Michael Schwartz, Envision Theater coordinator and department chairperson for the Visual and Performing Arts at Canyon Crest Academy, has coordinated a full line-up of shows for the current school year. Funding donated by parents to the school's foundation enhances the quality of these performances by allowing professional guest artists to instruct students on campus, said Schwartz.
Envision's theatre arts has benefited greatly from the visiting artist program which originally brought Schwartz to CCA.
"I was working at La Jolla Playhouse and was offered the chance to come here and direct a couple of plays. I enjoyed it here so much I suffered through getting a teaching credential so I could stay here full time," he quipped. Schwartz has an MFA from UC San Diego in theater direction and has worked extensively as a freelance theater director, he said.
Three CCA seniors shared first-hand accounts of their experience working with visiting professionals. "Just today I got to learn from two different visiting artists: Jessie Miller, a local water color painter, and Lisa Burger, who teaches acting theory," said Tracy McDowell, actress and arts editor of the school yearbook. "These are such incredible opportunities that allow me to explore and learn a lot more about myself and what I am able to accomplish."
Haley Carlborg enjoys the diversity of the styles of the professional actors. "Working with them gets you ready for the real acting world, you get an opportunity to dabble in everything," she said. "Lisa Berger absolutely blew my mind. She's a genius. She taught me about finding truth in your character through the Meisner Method. While I was doing my scene she asked me how it related to my own life. I got so connected to my character, who was supposed to feel shame, that I cried, the feeling was that strong." Berger will direct the show "Anon(ymous)" in January.
Izzy Pollak was inspired to change his prospective major in college from a BBA to a double major with a BA or BFA in theatre on the strength of "the broad spectrum" of his theatre arts instruction given by professionals, he said. "It helped lay the foundation for me to tread on this unbelievable experience I am about to embark on, the path of an actor."
Professional actor/director/playwright Bernard Baldan, a founding member of the San Diego Repertory Theater, with TV and film credits included in his 35-year career, shared his views on the visiting artist program.

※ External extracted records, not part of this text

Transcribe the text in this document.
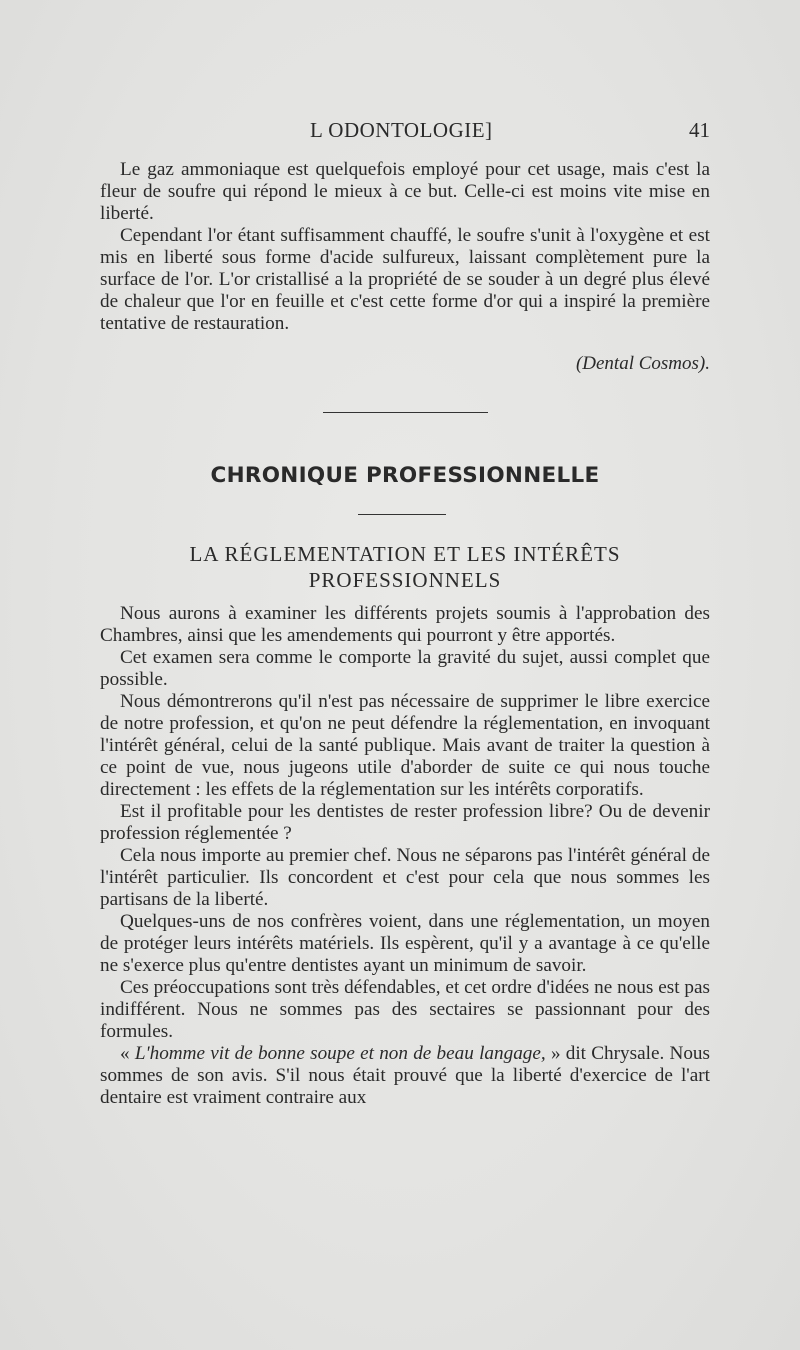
L ODONTOLOGIE]	41

Le gaz ammoniaque est quelquefois employé pour cet usage, mais c'est la fleur de soufre qui répond le mieux à ce but. Celle-ci est moins vite mise en liberté.

Cependant l'or étant suffisamment chauffé, le soufre s'unit à l'oxygène et est mis en liberté sous forme d'acide sulfureux, laissant complètement pure la surface de l'or. L'or cristallisé a la propriété de se souder à un degré plus élevé de chaleur que l'or en feuille et c'est cette forme d'or qui a inspiré la première tentative de restauration.

(Dental Cosmos).
CHRONIQUE PROFESSIONNELLE
LA RÉGLEMENTATION ET LES INTÉRÊTS
PROFESSIONNELS

Nous aurons à examiner les différents projets soumis à l'approbation des Chambres, ainsi que les amendements qui pourront y être apportés.

Cet examen sera comme le comporte la gravité du sujet, aussi complet que possible.

Nous démontrerons qu'il n'est pas nécessaire de supprimer le libre exercice de notre profession, et qu'on ne peut défendre la réglementation, en invoquant l'intérêt général, celui de la santé publique. Mais avant de traiter la question à ce point de vue, nous jugeons utile d'aborder de suite ce qui nous touche directement : les effets de la réglementation sur les intérêts corporatifs.

Est il profitable pour les dentistes de rester profession libre? Ou de devenir profession réglementée ?

Cela nous importe au premier chef. Nous ne séparons pas l'intérêt général de l'intérêt particulier. Ils concordent et c'est pour cela que nous sommes les partisans de la liberté.

Quelques-uns de nos confrères voient, dans une réglementation, un moyen de protéger leurs intérêts matériels. Ils espèrent, qu'il y a avantage à ce qu'elle ne s'exerce plus qu'entre dentistes ayant un minimum de savoir.

Ces préoccupations sont très défendables, et cet ordre d'idées ne nous est pas indifférent. Nous ne sommes pas des sectaires se passionnant pour des formules.

« L'homme vit de bonne soupe et non de beau langage, » dit Chrysale. Nous sommes de son avis. S'il nous était prouvé que la liberté d'exercice de l'art dentaire est vraiment contraire aux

"An academic would put an emphasis on a series of facts and experiences that these students must have to meet the curriculum. The professional adds to this by presenting hands-on workshops to help create the final product, the show," said Baldan. "My aim is to teach students a sense of what it is to be a professional. I help answer the questions: What is it like when the show opens? What are the steps you actually have to take to get there? What is your responsibility to the other actors, to the director, to the audience, to the artist who wrote it? The show is not just to have fun, but it is to inform your audience, to bring them along, to entertain them."